Information display screens are prevalent in airports, showing arrival / departure times, gate numbers and other critical details. But what about passengers who struggle, or are completely unable, to see them?

Audio announcements are essential to convey information to people unable to see display screens. Yet it’s too easy to miss these or become confused when announcements make no sense: airports must ensure anyone making audio announcements speaks slowly and clearly. Additionally, they should repeat themselves at least once.


2. Effective Signage

Navigating an airport is never easy when you’re unfamiliar with the layout, particularly when crowds of people swarm here, there, and everywhere. Effective placement of signage has the power to save time and reduce congestion. 
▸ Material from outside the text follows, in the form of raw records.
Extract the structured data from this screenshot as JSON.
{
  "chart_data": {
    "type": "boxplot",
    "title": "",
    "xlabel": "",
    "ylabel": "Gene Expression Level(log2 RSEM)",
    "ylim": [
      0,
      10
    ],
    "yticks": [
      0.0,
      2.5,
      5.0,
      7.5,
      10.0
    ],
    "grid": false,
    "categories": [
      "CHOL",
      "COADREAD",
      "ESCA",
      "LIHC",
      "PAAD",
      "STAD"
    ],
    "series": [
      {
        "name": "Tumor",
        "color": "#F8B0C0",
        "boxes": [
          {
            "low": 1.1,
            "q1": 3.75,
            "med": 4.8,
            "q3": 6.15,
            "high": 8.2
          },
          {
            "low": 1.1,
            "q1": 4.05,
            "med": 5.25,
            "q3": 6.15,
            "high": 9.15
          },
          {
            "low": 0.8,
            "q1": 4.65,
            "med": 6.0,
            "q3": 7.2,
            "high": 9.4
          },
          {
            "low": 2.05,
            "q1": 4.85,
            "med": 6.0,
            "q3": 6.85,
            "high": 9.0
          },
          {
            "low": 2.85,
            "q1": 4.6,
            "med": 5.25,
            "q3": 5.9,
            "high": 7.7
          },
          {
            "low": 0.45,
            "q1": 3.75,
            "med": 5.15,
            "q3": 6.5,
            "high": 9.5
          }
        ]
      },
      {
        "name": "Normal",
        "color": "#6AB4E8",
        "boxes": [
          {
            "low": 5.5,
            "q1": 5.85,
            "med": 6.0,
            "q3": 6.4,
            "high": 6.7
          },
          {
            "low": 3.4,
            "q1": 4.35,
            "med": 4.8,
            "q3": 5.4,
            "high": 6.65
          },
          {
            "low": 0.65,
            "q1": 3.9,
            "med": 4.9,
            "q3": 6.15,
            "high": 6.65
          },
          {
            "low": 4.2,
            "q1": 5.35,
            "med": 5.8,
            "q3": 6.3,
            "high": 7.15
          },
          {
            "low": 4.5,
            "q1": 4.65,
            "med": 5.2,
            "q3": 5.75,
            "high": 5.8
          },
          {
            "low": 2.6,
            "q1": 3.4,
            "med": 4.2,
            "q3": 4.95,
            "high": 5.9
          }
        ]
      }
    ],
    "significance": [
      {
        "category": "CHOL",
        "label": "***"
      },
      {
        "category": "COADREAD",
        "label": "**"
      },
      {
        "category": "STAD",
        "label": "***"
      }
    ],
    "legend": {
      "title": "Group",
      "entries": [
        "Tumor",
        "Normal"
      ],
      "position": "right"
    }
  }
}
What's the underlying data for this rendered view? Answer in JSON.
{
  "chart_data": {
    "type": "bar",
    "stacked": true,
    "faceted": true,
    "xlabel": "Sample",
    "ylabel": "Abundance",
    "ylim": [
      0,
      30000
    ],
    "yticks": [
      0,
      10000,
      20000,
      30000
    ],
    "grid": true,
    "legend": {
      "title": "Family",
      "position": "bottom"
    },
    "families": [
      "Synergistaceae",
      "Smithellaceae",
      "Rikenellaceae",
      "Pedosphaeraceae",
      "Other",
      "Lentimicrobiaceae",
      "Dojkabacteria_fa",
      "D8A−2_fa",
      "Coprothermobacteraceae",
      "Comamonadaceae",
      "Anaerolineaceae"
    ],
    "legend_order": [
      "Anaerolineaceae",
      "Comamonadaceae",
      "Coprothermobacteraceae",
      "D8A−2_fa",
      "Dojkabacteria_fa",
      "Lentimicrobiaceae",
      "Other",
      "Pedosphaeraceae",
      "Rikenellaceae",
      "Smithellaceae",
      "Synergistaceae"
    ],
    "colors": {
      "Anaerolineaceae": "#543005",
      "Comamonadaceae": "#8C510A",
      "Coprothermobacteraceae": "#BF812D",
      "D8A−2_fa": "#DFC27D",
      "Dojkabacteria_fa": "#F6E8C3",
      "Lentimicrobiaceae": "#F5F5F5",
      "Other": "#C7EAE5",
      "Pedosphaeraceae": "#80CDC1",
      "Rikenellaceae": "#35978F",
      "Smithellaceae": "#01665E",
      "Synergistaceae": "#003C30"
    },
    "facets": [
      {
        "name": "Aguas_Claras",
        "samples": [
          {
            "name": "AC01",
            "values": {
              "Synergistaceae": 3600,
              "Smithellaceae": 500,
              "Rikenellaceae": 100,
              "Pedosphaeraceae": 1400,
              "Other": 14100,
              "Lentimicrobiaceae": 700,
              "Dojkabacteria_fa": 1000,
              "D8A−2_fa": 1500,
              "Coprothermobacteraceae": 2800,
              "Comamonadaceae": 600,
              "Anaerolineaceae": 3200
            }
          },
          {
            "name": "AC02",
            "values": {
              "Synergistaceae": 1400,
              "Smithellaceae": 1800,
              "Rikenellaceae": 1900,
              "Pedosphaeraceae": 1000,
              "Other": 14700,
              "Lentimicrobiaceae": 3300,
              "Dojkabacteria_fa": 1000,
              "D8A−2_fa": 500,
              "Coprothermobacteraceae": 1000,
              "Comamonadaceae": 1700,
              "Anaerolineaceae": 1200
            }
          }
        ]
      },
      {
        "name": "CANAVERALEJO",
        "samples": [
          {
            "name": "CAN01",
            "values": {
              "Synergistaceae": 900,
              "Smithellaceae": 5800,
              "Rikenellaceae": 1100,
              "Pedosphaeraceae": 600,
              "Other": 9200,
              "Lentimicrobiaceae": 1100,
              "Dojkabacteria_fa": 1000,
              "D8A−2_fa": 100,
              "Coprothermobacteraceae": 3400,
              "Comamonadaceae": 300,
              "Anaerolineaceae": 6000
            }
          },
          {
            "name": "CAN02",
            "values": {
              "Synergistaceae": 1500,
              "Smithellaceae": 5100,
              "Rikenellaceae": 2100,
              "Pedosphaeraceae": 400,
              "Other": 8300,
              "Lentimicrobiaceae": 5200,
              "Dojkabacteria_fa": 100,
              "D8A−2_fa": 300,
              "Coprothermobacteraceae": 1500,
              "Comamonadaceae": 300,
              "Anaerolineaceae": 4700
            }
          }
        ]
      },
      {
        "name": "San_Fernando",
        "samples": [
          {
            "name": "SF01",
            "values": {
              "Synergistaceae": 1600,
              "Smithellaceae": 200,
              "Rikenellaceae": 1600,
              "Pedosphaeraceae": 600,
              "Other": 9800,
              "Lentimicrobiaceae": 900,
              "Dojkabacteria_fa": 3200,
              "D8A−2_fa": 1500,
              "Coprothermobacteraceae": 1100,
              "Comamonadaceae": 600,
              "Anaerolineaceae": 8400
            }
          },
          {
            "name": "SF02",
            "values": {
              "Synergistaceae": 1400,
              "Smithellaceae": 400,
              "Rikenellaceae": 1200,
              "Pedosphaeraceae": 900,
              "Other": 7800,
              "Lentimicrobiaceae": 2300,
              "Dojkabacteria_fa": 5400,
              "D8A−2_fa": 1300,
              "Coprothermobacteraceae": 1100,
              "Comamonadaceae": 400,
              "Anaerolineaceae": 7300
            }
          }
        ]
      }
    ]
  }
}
However, airports should only install signs with the following features:

  • contrasting colors to enhance visibility 
  • large text 
  • Braille on all relevant wall signs 

Signs should be located in strategic positions where they’re unlikely to be missed, to aid passengers on their journey through all areas of the airport. 


3. Indoor Orientation Solutions

Passengers living with blindness or vision impairments may not like having to approach members of airport staff for help finding their way. Independence is important to most of us, and there may be nobody free to escort you anyway. 

Today’s smartphone technology empowers people with blindness or impaired vision to find their way through airports, using indoor orientation solutions such as RightHear. This is an innovative smartphone app designed to transform your experience of exploring indoor locations and restore your independence. 

RightHear works in conjunction with cutting-edge sensors that can be installed throughout airports, positioned in every area that passengers are likely to pass through. Audio directions inform the user of their surroundings, telling them which direction to take and how to find specific rooms or areas.

This app warns users of any obstacles or barriers in their way, increasing their safety as they move through airports. While people affected by sight loss or impaired vision can often depend on others to assist them, this isn’t always the case (and, again, the importance of independence should never be underestimated).

Airports should take advantage of indoor orientation solutions to increase accessibility for all of their passengers. Integrating cutting-edge technology can improve the overall traveling experience for the millions of passengers with sight-related difficulties, maximizing their safety and satisfaction on a daily basis.